Saturday, March 3, 2012

It's Always Sunny in Danville

I know that most of the country has had a pretty mild winter but it was 70 degrees and sunny here in Danville and it will most likely be around 75 and sunny tomorrow.  Granted it did rain for two days earlier in the week but who am I to complain.

A view from almost all the way up Mt. Diablo.  We live in the valley just at the bottom of the mountain.
I decided that today I would go for a ride up Mt. Diablo to continue to build the climbing into my legs.  I had a couple of rides during the week at work and was feeling pretty good for this weekend.  I kept a good tempo to the halfway point (The Junction) up Mt.

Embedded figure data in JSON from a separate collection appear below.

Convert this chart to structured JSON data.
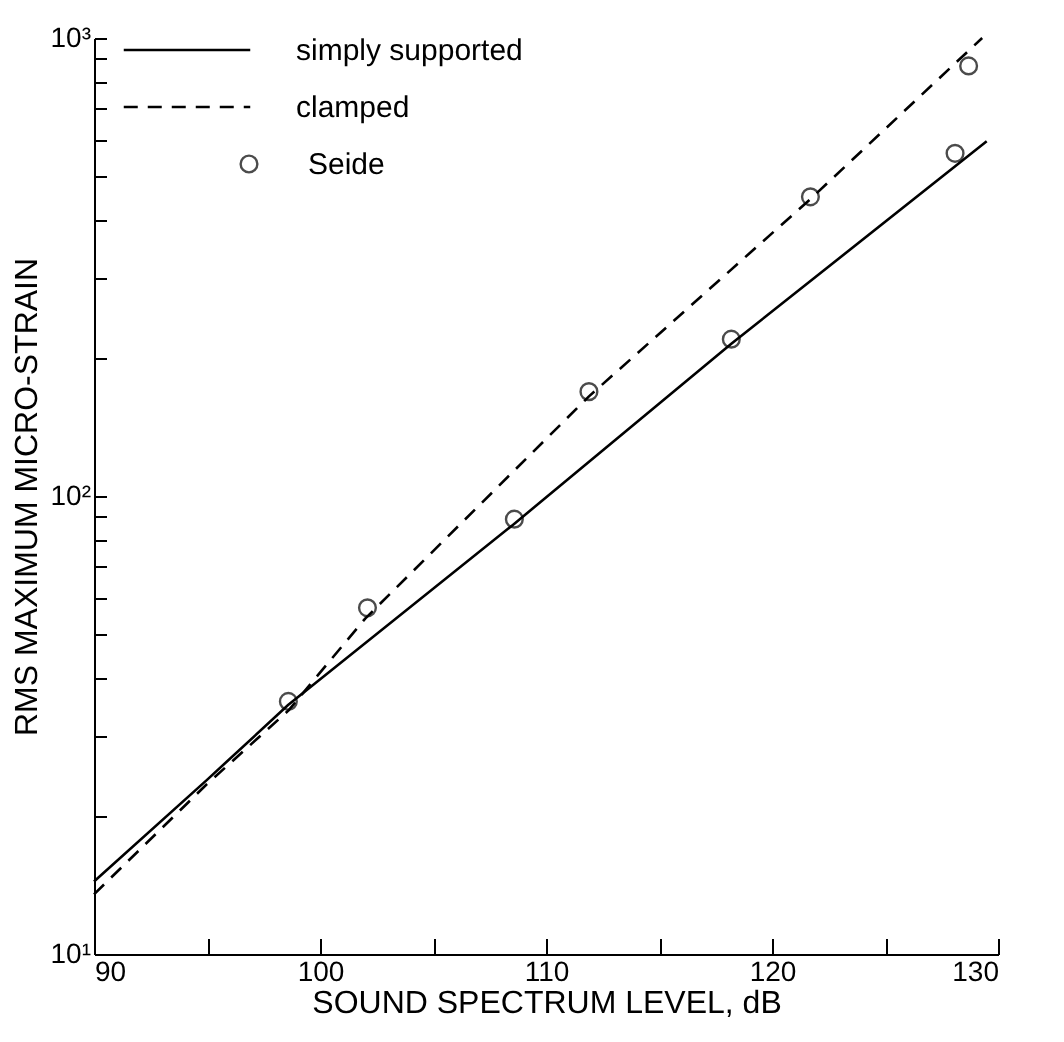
{
  "chart_data": {
    "type": "line",
    "xlabel": "SOUND SPECTRUM LEVEL, dB",
    "ylabel": "RMS MAXIMUM MICRO-STRAIN",
    "log": "y",
    "legend": "top left",
    "xlim": [
      90,
      130
    ],
    "xticks": [
      90,
      {
        "value": 95,
        "label": null
      },
      100,
      {
        "value": 105,
        "label": null
      },
      110,
      {
        "value": 115,
        "label": null
      },
      120,
      {
        "value": 125,
        "label": null
      },
      130
    ],
    "ylim": [
      10,
      1000
    ],
    "yticks": [
      {
        "value": 10,
        "label": "10¹"
      },
      {
        "value": 20,
        "label": null
      },
      {
        "value": 30,
        "label": null
      },
      {
        "value": 40,
        "label": null
      },
      {
        "value": 50,
        "label": null
      },
      {
        "value": 60,
        "label": null
      },
      {
        "value": 70,
        "label": null
      },
      {
        "value": 80,
        "label": null
      },
      {
        "value": 90,
        "label": null
      },
      {
        "value": 100,
        "label": "10²"
      },
      {
        "value": 200,
        "label": null
      },
      {
        "value": 300,
        "label": null
      },
      {
        "value": 400,
        "label": null
      },
      {
        "value": 500,
        "label": null
      },
      {
        "value": 600,
        "label": null
      },
      {
        "value": 700,
        "label": null
      },
      {
        "value": 800,
        "label": null
      },
      {
        "value": 900,
        "label": null
      },
      {
        "value": 1000,
        "label": "10³"
      }
    ],
    "series": [
      {
        "name": "simply supported",
        "line_style": "solid",
        "color": "#000000",
        "x": [
          90,
          95,
          98.6,
          108.6,
          118.2,
          129.5
        ],
        "values": [
          14.4,
          24,
          35,
          87,
          215,
          595
        ]
      },
      {
        "name": "clamped",
        "line_style": "dashed",
        "color": "#000000",
        "x": [
          90,
          95,
          98.6,
          102,
          111.9,
          121.7,
          129.3
        ],
        "values": [
          13.5,
          23.5,
          34,
          54,
          165,
          445,
          1000
        ]
      },
      {
        "name": "Seide",
        "type": "scatter",
        "marker": "circle",
        "color": "#000000",
        "x": [
          98.6,
          102.1,
          108.6,
          111.9,
          118.2,
          121.7,
          128.1,
          128.7
        ],
        "values": [
          35.6,
          57,
          89,
          169,
          220,
          450,
          560,
          869
        ]
      }
    ]
  }
}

Diablo and actually set my second fastest time to that point (29:20).  I was less than a minute off my best time (28:35) and I didn't feel like I was really struggling or pressing the pace and it was definitely windy.  I rode another quarter of the way up the mountain at a slower pace to the spot you see above (Juniper Point) and called it a day.

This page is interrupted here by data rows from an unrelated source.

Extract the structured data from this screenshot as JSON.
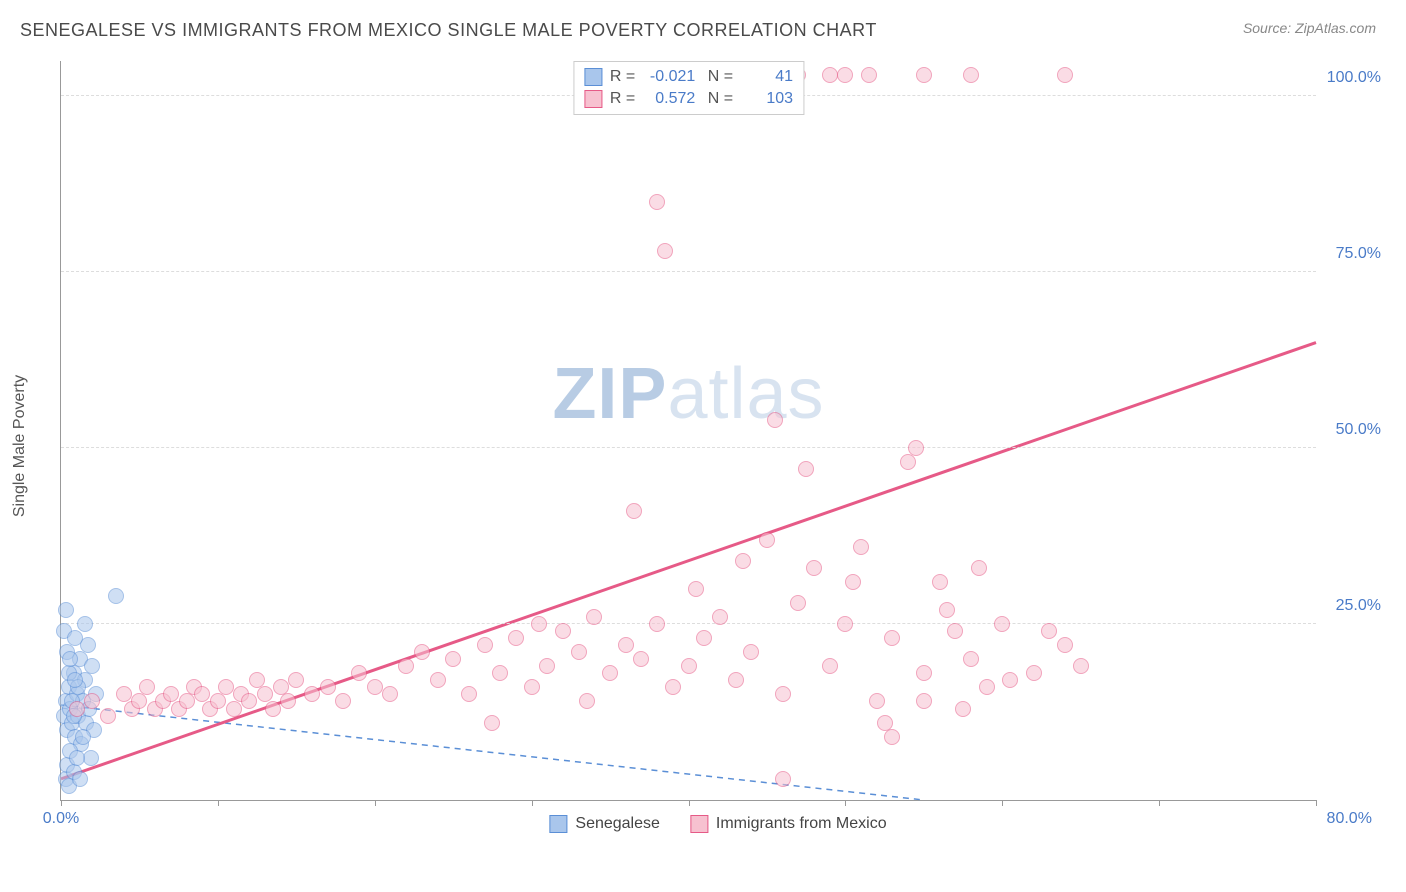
{
  "title": "SENEGALESE VS IMMIGRANTS FROM MEXICO SINGLE MALE POVERTY CORRELATION CHART",
  "source": "Source: ZipAtlas.com",
  "ylabel": "Single Male Poverty",
  "watermark_a": "ZIP",
  "watermark_b": "atlas",
  "chart": {
    "xlim": [
      0,
      80
    ],
    "ylim": [
      0,
      105
    ],
    "ytick_values": [
      25,
      50,
      75,
      100
    ],
    "ytick_labels": [
      "25.0%",
      "50.0%",
      "75.0%",
      "100.0%"
    ],
    "xtick_values": [
      0,
      10,
      20,
      30,
      40,
      50,
      60,
      70,
      80
    ],
    "xtick_label_min": "0.0%",
    "xtick_label_max": "80.0%",
    "grid_color": "#dddddd",
    "axis_color": "#999999",
    "background_color": "#ffffff",
    "point_radius": 8,
    "point_opacity": 0.55,
    "series": [
      {
        "name": "Senegalese",
        "fill": "#a9c6ec",
        "stroke": "#5b8fd6",
        "R": "-0.021",
        "N": "41",
        "trend": {
          "x1": 0,
          "y1": 13.5,
          "x2": 55,
          "y2": 0,
          "dash": "6,5",
          "width": 1.5
        },
        "points": [
          [
            0.2,
            12
          ],
          [
            0.3,
            14
          ],
          [
            0.4,
            10
          ],
          [
            0.5,
            16
          ],
          [
            0.6,
            13
          ],
          [
            0.7,
            11
          ],
          [
            0.8,
            18
          ],
          [
            0.9,
            9
          ],
          [
            1.0,
            15
          ],
          [
            1.1,
            12
          ],
          [
            1.2,
            20
          ],
          [
            1.3,
            8
          ],
          [
            1.4,
            14
          ],
          [
            1.5,
            17
          ],
          [
            1.6,
            11
          ],
          [
            1.7,
            22
          ],
          [
            1.8,
            13
          ],
          [
            1.9,
            6
          ],
          [
            2.0,
            19
          ],
          [
            2.1,
            10
          ],
          [
            2.2,
            15
          ],
          [
            0.3,
            3
          ],
          [
            0.5,
            2
          ],
          [
            0.4,
            5
          ],
          [
            0.6,
            7
          ],
          [
            0.8,
            4
          ],
          [
            1.0,
            6
          ],
          [
            1.2,
            3
          ],
          [
            0.2,
            24
          ],
          [
            0.4,
            21
          ],
          [
            0.9,
            23
          ],
          [
            1.5,
            25
          ],
          [
            0.3,
            27
          ],
          [
            3.5,
            29
          ],
          [
            0.7,
            14
          ],
          [
            0.5,
            18
          ],
          [
            0.8,
            12
          ],
          [
            1.1,
            16
          ],
          [
            1.4,
            9
          ],
          [
            0.6,
            20
          ],
          [
            0.9,
            17
          ]
        ]
      },
      {
        "name": "Immigrants from Mexico",
        "fill": "#f7c1d0",
        "stroke": "#e65a87",
        "R": "0.572",
        "N": "103",
        "trend": {
          "x1": 0,
          "y1": 3,
          "x2": 80,
          "y2": 65,
          "dash": "",
          "width": 3
        },
        "points": [
          [
            1,
            13
          ],
          [
            2,
            14
          ],
          [
            3,
            12
          ],
          [
            4,
            15
          ],
          [
            4.5,
            13
          ],
          [
            5,
            14
          ],
          [
            5.5,
            16
          ],
          [
            6,
            13
          ],
          [
            6.5,
            14
          ],
          [
            7,
            15
          ],
          [
            7.5,
            13
          ],
          [
            8,
            14
          ],
          [
            8.5,
            16
          ],
          [
            9,
            15
          ],
          [
            9.5,
            13
          ],
          [
            10,
            14
          ],
          [
            10.5,
            16
          ],
          [
            11,
            13
          ],
          [
            11.5,
            15
          ],
          [
            12,
            14
          ],
          [
            12.5,
            17
          ],
          [
            13,
            15
          ],
          [
            13.5,
            13
          ],
          [
            14,
            16
          ],
          [
            14.5,
            14
          ],
          [
            15,
            17
          ],
          [
            16,
            15
          ],
          [
            17,
            16
          ],
          [
            18,
            14
          ],
          [
            19,
            18
          ],
          [
            20,
            16
          ],
          [
            21,
            15
          ],
          [
            22,
            19
          ],
          [
            23,
            21
          ],
          [
            24,
            17
          ],
          [
            25,
            20
          ],
          [
            26,
            15
          ],
          [
            27,
            22
          ],
          [
            27.5,
            11
          ],
          [
            28,
            18
          ],
          [
            29,
            23
          ],
          [
            30,
            16
          ],
          [
            30.5,
            25
          ],
          [
            31,
            19
          ],
          [
            32,
            24
          ],
          [
            33,
            21
          ],
          [
            33.5,
            14
          ],
          [
            34,
            26
          ],
          [
            35,
            18
          ],
          [
            36,
            22
          ],
          [
            36.5,
            41
          ],
          [
            37,
            20
          ],
          [
            38,
            25
          ],
          [
            38.5,
            78
          ],
          [
            38,
            85
          ],
          [
            39,
            16
          ],
          [
            40,
            19
          ],
          [
            40.5,
            30
          ],
          [
            41,
            23
          ],
          [
            42,
            26
          ],
          [
            43,
            17
          ],
          [
            43.5,
            34
          ],
          [
            44,
            21
          ],
          [
            45,
            37
          ],
          [
            45.5,
            54
          ],
          [
            46,
            15
          ],
          [
            47,
            28
          ],
          [
            47.5,
            47
          ],
          [
            48,
            33
          ],
          [
            49,
            19
          ],
          [
            50,
            25
          ],
          [
            50.5,
            31
          ],
          [
            51,
            36
          ],
          [
            52,
            14
          ],
          [
            52.5,
            11
          ],
          [
            53,
            23
          ],
          [
            54,
            48
          ],
          [
            55,
            18
          ],
          [
            56,
            31
          ],
          [
            57,
            24
          ],
          [
            57.5,
            13
          ],
          [
            58,
            20
          ],
          [
            59,
            16
          ],
          [
            60,
            25
          ],
          [
            62,
            18
          ],
          [
            64,
            22
          ],
          [
            44,
            103
          ],
          [
            47,
            103
          ],
          [
            49,
            103
          ],
          [
            50,
            103
          ],
          [
            51.5,
            103
          ],
          [
            55,
            103
          ],
          [
            58,
            103
          ],
          [
            64,
            103
          ],
          [
            46,
            3
          ],
          [
            53,
            9
          ],
          [
            54.5,
            50
          ],
          [
            55,
            14
          ],
          [
            56.5,
            27
          ],
          [
            58.5,
            33
          ],
          [
            60.5,
            17
          ],
          [
            63,
            24
          ],
          [
            65,
            19
          ]
        ]
      }
    ]
  },
  "legend_bottom": [
    {
      "label": "Senegalese",
      "fill": "#a9c6ec",
      "stroke": "#5b8fd6"
    },
    {
      "label": "Immigrants from Mexico",
      "fill": "#f7c1d0",
      "stroke": "#e65a87"
    }
  ]
}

New helmet and sunglasses.  Kelsey thinks the sunglasses look ridiculous but they work great.
Planning on going on the team ride tomorrow and it looks to be a tough one.  I am starting to get an understanding of how my body reacts to different training patterns and hopefully this will help in preparing for races later in the year.  I still have a long season ahead of me and I am trying not to peak or burn out too early.

Friday, March 2, 2012

A little bit of history

Let's go back about 2 years.  Kelsey and I had just moved to California and I was very excited about heading over to my first motorcycle track day.  Motorcycle track days are basically practicing for motorcycle road racing and quite possibly the most fun you can legally have.  As the year went on and I became more interested in going faster at the track, I realized that my stamina on the motorcycle was pretty poor (I would make it about 4 laps before my quads would start to shake).  After some reading I found that all good motorcycle racers train their bodies by riding a road bike.  So naturally I went out and picked up a road bike in order to get myself fit for the racetrack.  Another year later and I had a second two wheeled interest and I was ready to join my current cycling team.

Ben Spies - You might notice that he is pointed towards the grass in this picture.  He is actually sliding the rear tire while accelerating out of the turn (hence all of the dark lines on the pavement).

Imbedded into the above story is the fact that I love motorcycle racing.  Bicycle racers are some tough hombres but in my mind motorcycle racers are the bees knees.  They combine physical strength, mental fortitude, and whole boat load of guts to take a two wheel rocketship around a track at speeds that most of us will only reach in an airplane.  

Remember physics class in high school... I think this breaks all of Newton's laws.
I follow at least 3 major motorcycle racing circuits and the best of these is MotoGP.  They ride prototype motorcycles as seen in the pictures above and the best riders in the world all show up for the throwdown.  I have plans to go back to the racetrack later this year in between bicycle races but as that won't happen until at least May I am stuck watching videos like these below to stoke the motorcycle fire.  The top video is of Casey Stoner (the current world champion) and the bottom video is of Ben Spies (the first American to win a race in 5 years).  It's also worth noting that Ben Spies sponsors/races a Texas based cycling team.

On a separate topic, Kelsey and I just finished going the whole month of February without eating any fast food (yes, we love fast food and we know it is bad for us).  For March I have committed to spending a half hour each day working on my spanish speaking skills with the Rosetta Stone program.